Results for the comparison against Albareda-Sambola et al. and Henn and Temel Öncan.


References

  • M. Albareda-Sambola, A. Alonso-Ayuso, E. Molina, and C. S. de Blas. Variable neighborhood search for order batching in a warehouse. Asia-Pacific Journal of Operational Research, 26(05), 2009.
  • D. R. Gibson and G. P. Sharp. Order batching procedures. European Journal of Operational Research, 58(1):57-67, 1992.
  • S. Henn and G. Wäscher. Tabu search heuristics for the order batching problem in manual order picking systems. European Journal of Operational Research, 222(3):484-494, 2012.
  • S. Henn, S. Koch, K. Doerner, C. Strauss, and G. Wäscher. Metaheuristics for the order batching problem in manual order picking systems. BuR Business Research Journal, 3(1), 2010.
  • Y-C Ho and Y-Y Tseng. A study on order-batching methods of orderpicking in a distribution centre with two cross-aisles. International Journal of Production Research, 44(17):3391-3417, 2006.
  • C-M Hsu, K-Y Chen, and M-C Chen. Batching orders in warehouses by minimizing travel distance with genetic algorithms. Computers Industry, 56(2):169-178, 2005.

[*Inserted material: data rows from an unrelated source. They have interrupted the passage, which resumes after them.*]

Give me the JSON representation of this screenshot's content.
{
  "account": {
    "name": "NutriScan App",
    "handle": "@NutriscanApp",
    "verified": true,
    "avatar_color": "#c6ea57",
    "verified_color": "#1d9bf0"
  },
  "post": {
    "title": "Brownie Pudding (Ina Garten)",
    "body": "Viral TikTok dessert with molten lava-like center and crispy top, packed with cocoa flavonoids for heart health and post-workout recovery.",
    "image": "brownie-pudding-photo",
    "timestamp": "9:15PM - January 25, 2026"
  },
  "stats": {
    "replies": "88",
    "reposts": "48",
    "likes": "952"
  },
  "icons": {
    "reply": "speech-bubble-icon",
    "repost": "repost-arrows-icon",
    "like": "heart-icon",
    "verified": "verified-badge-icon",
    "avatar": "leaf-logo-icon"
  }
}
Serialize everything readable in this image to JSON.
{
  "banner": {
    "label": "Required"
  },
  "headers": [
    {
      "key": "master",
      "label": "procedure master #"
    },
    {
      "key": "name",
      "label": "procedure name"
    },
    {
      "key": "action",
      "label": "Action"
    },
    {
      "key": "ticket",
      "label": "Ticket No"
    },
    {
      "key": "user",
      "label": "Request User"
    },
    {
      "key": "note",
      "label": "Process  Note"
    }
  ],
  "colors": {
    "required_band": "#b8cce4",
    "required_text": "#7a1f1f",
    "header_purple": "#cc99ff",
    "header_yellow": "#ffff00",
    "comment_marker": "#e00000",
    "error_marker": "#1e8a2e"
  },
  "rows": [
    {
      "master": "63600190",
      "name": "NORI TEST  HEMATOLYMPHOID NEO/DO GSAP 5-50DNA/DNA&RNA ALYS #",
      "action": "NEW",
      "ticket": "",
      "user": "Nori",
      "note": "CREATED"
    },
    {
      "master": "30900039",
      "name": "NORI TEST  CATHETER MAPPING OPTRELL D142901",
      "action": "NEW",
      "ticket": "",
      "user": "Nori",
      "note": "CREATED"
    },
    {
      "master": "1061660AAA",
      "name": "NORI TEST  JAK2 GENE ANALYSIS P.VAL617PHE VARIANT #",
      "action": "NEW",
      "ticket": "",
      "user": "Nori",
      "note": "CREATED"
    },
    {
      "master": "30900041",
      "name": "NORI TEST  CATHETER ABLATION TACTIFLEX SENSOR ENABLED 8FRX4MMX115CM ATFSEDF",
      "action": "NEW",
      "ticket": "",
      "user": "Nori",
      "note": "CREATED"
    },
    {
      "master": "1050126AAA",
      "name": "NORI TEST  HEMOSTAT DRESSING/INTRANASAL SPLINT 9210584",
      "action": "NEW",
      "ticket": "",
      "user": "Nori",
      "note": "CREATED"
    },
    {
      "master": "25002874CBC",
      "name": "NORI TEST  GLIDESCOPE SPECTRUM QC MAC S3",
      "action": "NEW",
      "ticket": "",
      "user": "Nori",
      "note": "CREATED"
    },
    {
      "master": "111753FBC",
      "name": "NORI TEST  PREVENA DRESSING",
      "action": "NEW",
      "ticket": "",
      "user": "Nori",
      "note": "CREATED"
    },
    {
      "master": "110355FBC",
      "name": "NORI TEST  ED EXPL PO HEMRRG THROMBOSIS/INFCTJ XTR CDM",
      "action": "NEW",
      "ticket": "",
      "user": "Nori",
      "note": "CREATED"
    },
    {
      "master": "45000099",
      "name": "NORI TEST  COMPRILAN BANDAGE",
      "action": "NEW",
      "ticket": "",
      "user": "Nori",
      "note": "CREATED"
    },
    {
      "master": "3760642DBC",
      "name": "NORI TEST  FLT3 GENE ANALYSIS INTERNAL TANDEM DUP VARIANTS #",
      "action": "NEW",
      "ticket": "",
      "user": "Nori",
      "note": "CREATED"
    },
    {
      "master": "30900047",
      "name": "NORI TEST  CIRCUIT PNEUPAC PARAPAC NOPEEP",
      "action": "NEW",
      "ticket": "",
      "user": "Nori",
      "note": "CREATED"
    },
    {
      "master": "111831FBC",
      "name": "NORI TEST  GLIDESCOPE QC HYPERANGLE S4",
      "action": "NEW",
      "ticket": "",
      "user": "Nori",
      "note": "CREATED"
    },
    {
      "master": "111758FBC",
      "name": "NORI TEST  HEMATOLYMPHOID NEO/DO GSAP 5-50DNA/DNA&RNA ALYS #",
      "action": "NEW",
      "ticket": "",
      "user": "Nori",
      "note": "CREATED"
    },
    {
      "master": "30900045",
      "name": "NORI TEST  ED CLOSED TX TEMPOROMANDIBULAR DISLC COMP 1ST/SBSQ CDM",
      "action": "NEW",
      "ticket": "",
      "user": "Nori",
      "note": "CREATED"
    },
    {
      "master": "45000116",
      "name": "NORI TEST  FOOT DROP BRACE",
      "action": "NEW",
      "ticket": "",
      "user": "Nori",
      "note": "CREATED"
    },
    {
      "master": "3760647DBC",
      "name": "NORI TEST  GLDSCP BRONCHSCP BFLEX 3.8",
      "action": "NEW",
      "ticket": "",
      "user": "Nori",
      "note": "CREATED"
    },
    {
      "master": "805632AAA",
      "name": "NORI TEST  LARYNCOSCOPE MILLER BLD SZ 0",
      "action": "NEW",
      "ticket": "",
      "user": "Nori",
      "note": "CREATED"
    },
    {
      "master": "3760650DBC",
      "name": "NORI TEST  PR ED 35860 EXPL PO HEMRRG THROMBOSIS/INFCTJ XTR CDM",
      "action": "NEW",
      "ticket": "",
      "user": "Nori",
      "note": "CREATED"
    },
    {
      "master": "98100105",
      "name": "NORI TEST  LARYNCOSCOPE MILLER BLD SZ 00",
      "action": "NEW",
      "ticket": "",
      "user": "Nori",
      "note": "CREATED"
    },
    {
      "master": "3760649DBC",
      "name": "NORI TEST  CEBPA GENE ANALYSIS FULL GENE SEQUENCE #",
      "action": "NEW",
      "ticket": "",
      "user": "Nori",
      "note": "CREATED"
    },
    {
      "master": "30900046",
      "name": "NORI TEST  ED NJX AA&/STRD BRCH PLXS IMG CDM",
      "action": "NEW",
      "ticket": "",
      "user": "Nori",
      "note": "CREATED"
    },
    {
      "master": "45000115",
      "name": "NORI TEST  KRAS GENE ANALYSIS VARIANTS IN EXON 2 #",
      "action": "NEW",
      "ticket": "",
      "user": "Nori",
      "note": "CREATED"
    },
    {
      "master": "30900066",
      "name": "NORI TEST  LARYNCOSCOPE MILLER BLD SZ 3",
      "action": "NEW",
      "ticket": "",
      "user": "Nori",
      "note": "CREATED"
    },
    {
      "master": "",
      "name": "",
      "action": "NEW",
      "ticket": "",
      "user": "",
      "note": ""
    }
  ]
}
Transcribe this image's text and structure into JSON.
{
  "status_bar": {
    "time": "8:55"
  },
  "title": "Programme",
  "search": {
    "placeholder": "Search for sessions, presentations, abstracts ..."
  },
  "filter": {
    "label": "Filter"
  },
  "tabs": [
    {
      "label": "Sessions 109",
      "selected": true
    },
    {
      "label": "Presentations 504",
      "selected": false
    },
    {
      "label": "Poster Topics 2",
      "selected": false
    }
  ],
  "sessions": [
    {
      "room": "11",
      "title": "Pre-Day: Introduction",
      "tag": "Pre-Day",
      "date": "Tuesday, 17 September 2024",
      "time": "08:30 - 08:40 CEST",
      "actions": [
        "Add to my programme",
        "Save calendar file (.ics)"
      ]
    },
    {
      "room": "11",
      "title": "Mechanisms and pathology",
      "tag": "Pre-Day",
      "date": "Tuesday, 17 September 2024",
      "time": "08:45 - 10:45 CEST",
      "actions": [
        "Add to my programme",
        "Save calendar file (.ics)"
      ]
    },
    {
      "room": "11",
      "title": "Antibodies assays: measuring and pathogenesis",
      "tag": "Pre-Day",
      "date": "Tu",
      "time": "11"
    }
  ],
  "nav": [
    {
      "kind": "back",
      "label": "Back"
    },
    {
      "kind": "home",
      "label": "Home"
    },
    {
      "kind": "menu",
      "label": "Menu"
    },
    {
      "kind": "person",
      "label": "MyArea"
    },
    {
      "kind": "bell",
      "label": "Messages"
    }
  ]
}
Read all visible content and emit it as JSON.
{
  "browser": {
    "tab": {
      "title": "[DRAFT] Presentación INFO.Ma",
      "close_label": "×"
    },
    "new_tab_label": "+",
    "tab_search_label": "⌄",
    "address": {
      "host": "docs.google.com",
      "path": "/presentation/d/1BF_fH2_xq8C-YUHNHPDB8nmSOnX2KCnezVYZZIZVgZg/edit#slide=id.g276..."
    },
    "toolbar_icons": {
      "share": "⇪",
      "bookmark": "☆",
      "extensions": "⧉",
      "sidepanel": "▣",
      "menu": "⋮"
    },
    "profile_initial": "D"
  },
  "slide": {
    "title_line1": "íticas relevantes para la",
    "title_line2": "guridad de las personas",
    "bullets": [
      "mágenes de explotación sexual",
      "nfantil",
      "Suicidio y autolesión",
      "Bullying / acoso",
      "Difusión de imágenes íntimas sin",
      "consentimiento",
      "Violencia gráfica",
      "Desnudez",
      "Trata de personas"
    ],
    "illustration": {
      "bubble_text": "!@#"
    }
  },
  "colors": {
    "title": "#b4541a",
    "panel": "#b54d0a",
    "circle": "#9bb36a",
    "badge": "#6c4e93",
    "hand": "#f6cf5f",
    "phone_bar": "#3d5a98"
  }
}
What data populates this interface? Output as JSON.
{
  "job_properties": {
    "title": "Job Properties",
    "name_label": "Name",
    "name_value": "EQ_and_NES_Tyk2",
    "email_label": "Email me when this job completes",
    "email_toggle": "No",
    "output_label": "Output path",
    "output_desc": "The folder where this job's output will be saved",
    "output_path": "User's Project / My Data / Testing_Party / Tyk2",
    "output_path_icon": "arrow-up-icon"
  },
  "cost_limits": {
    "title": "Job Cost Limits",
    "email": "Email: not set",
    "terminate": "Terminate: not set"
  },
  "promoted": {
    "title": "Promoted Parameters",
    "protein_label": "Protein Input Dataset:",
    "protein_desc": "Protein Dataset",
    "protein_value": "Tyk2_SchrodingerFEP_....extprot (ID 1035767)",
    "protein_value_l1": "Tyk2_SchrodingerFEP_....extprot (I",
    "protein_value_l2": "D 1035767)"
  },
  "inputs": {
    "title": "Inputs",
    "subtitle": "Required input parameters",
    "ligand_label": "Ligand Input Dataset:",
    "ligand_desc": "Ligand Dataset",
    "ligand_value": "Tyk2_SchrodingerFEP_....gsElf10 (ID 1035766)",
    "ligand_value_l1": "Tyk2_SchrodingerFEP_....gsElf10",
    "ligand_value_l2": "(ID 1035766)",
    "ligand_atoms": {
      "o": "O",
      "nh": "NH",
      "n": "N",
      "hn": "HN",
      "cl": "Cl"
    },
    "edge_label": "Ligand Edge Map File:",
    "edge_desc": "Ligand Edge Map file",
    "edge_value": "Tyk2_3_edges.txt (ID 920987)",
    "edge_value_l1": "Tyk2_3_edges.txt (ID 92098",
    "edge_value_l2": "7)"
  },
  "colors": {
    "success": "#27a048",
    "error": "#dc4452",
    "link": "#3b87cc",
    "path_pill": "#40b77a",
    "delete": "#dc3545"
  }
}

  • T. Öncan. MILP formulations and an Iterated Local Search algorithm with Tabu Thresholding for the Order Batching Problem. Journal of Operational Research, 2014.
  • C-H Pan and S-Y liu. A comparative study of order batching algorithms. Omega, 23(6):691-700, 1995.
  • M. B. Rosenwein. A comparison of heuristics for the problem of batching orders for warehouse selection. International Journal of Production Research, 34(3):657-664, 1996.